Beim Fachwerkhaus entscheidet der Zustand der Substanz, nicht das Baujahr. Ein saniertes Fachwerkhaus mit intaktem Gebälk und zeitgemäßer Haustechnik erzielt Preise auf Ortsniveau und findet Liebhaber. Steht dagegen eine Kernsanierung an, orientiert sich der Preis eher am Grundstückswert abzüglich der Sanierungskosten. Steht das Haus unter Denkmalschutz, kommen Auflagen hinzu – dann lohnt eine Einschätzung vor der Vermarktung besonders.
Ist ein unsaniertes Haus im Hohen Westerwald überhaupt noch verkäuflich?

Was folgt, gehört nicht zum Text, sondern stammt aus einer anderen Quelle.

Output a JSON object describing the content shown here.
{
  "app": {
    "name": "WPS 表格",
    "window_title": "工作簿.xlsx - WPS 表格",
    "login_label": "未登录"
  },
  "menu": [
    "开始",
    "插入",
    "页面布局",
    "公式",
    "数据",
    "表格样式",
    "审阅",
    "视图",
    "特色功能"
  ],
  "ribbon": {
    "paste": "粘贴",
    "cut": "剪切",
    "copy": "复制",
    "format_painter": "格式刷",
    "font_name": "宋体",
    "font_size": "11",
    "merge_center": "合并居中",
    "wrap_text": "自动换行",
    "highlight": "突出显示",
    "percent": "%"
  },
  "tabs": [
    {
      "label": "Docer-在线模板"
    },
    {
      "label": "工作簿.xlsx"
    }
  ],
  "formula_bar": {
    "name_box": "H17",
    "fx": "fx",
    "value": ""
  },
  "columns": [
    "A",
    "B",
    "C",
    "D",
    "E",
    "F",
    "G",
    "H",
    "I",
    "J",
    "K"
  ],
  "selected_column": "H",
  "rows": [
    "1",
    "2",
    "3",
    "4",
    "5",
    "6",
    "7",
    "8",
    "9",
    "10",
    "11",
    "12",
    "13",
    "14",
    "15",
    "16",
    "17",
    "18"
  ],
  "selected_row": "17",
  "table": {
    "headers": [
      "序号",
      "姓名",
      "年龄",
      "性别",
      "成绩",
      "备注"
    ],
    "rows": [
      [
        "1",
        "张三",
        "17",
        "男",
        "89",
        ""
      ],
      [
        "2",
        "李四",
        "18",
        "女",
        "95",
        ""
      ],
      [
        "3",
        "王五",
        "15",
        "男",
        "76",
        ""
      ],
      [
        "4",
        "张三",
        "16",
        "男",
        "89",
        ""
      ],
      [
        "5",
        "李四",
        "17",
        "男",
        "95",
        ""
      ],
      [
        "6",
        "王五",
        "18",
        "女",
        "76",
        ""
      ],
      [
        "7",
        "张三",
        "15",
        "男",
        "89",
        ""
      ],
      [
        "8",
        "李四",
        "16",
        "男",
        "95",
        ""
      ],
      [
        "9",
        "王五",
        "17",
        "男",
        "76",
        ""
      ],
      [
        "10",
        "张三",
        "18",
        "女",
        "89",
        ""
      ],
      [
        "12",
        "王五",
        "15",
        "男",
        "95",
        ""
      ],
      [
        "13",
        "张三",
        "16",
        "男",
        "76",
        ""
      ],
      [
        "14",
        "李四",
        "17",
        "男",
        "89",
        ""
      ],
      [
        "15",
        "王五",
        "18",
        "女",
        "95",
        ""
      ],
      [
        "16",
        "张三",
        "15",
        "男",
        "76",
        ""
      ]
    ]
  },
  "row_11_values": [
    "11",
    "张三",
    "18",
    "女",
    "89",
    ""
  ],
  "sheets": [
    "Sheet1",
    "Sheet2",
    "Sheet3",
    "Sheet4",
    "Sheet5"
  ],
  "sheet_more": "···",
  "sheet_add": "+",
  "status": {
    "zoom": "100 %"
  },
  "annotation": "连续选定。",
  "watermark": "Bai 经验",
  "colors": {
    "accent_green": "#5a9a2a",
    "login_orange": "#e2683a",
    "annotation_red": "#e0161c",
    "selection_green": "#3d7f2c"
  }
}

Ja, aber der Käuferkreis ist kleiner geworden und der Preis muss stimmen. Gefragt sind solche Objekte bei Handwerkern, Eigenleistern und Käufern, die bewusst günstig einsteigen wollen. Entscheidend sind ehrliche Angaben zum Sanierungsstand, vollständige Unterlagen und ein Angebotspreis, der den Aufwand berücksichtigt. Wer zu hoch einsteigt, verliert Monate und verkauft am Ende schlechter.
Was macht eine gute Wohnlage im Westerwald aus?

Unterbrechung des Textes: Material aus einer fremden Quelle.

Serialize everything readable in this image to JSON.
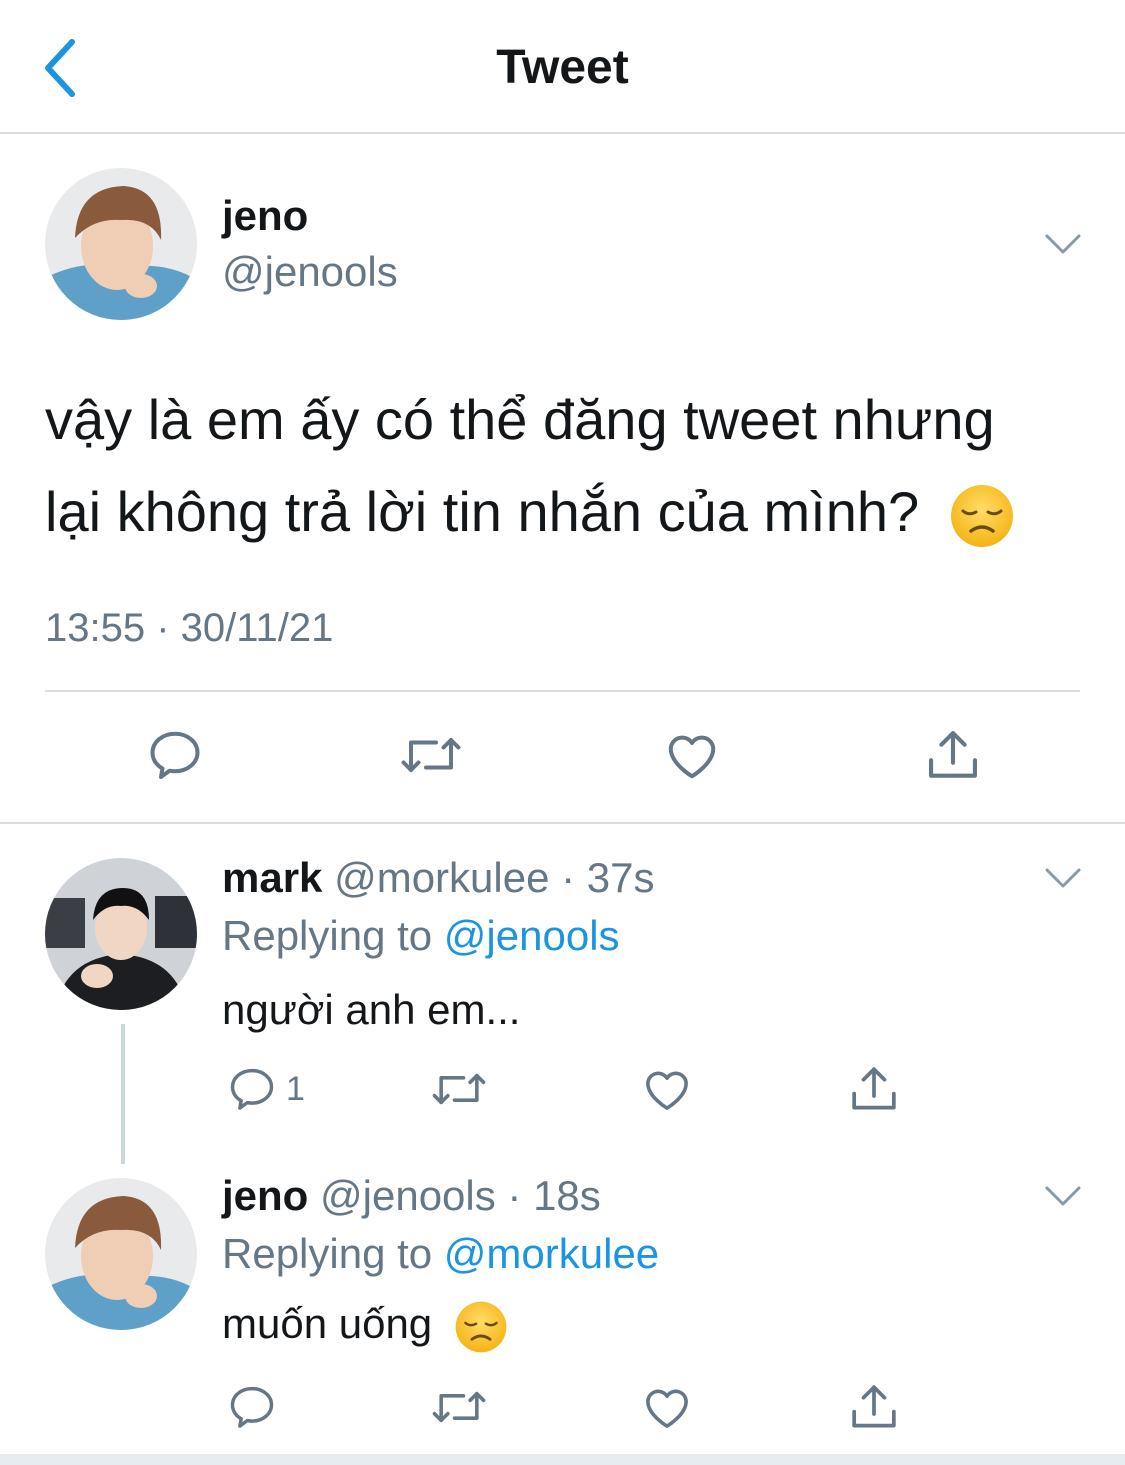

Gefragt sind Orte mit Grundschule, Einkaufsmöglichkeit und Arztpraxis, guter Anbindung an A3 oder A48 und erreichbarem Bahnhalt. Innerhalb eines Ortes zählen ruhige Lage ohne Durchgangsverkehr, Ausrichtung des Grundstücks und Aussicht. Der Unterschied zwischen zwei Straßen im selben Ort kann zehn Prozent und mehr ausmachen.
Wirkt sich eine Dorflage ohne Einkaufsmöglichkeiten auf den Wert eines Hauses im Westerwald aus?

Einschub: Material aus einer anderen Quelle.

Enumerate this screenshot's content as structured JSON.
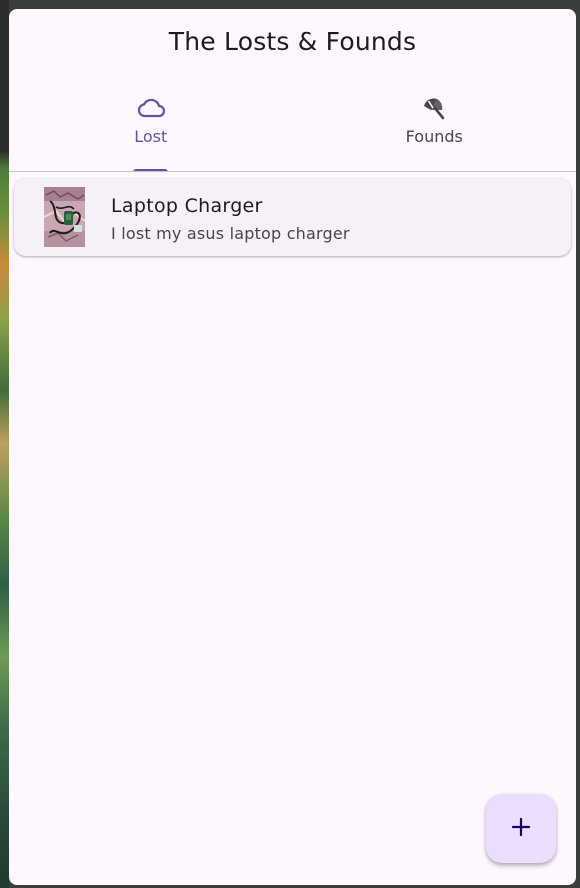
{
  "app": {
    "title": "The Losts & Founds"
  },
  "tabs": [
    {
      "label": "Lost",
      "icon": "cloud-icon",
      "active": true
    },
    {
      "label": "Founds",
      "icon": "beach-umbrella-icon",
      "active": false
    }
  ],
  "lost_items": [
    {
      "title": "Laptop Charger",
      "description": "I lost my asus laptop charger",
      "thumbnail": "charger-photo"
    }
  ],
  "fab": {
    "icon": "plus-icon"
  },
  "colors": {
    "accent": "#6750a4",
    "surface": "#fef7fe",
    "card": "#f6f1f7",
    "fab": "#eaddff",
    "on_surface": "#1d1b20",
    "on_surface_variant": "#49454f"
  }
}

Ja, spürbar. Fehlen Nahversorgung, Schule und Busanbindung, fällt ein Teil der Käufer weg – vor allem Familien ohne Zweitwagen und ältere Interessenten. Das zeigt sich weniger im Quadratmeterpreis als in der Vermarktungsdauer: Solche Objekte brauchen länger und finden einen kleineren Kreis. Gegengewicht sind Grundstücksgröße, Ruhe und Preis.
Lohnt es sich, im Westerwald zu wohnen und in Limburg oder Frankfurt zu arbeiten?
Genau dieses Modell trägt einen Teil der Nachfrage. Der Preisunterschied ist erheblich: Während Limburg bei rund 2.985 € je Quadratmeter liegt, sind es im Westerwaldkreis etwa 2.368 € (Stand Juli 2026). Wer pendelt, tauscht Fahrzeit gegen Wohnfläche und Grundstück. Ob sich das rechnet, hängt von der Anbindung des konkreten Orts ab – mit ICE-Halt oder A3-Anschluss sieht die Rechnung anders aus als im Hohen Westerwald.
Woran erkenne ich den passenden Immobilienmakler für den Westerwald?
Er kennt die Unterschiede zwischen den Verbandsgemeinden und kann sie benennen, statt vom „Westerwald“ pauschal zu sprechen. Er begründet den Angebotspreis mit Vergleichsverkäufen aus der Region. Er ist vor Ort erreichbar und übernimmt Besichtigungen selbst. Und er legt Provision und Vertragslaufzeit offen, bevor Sie unterschreiben.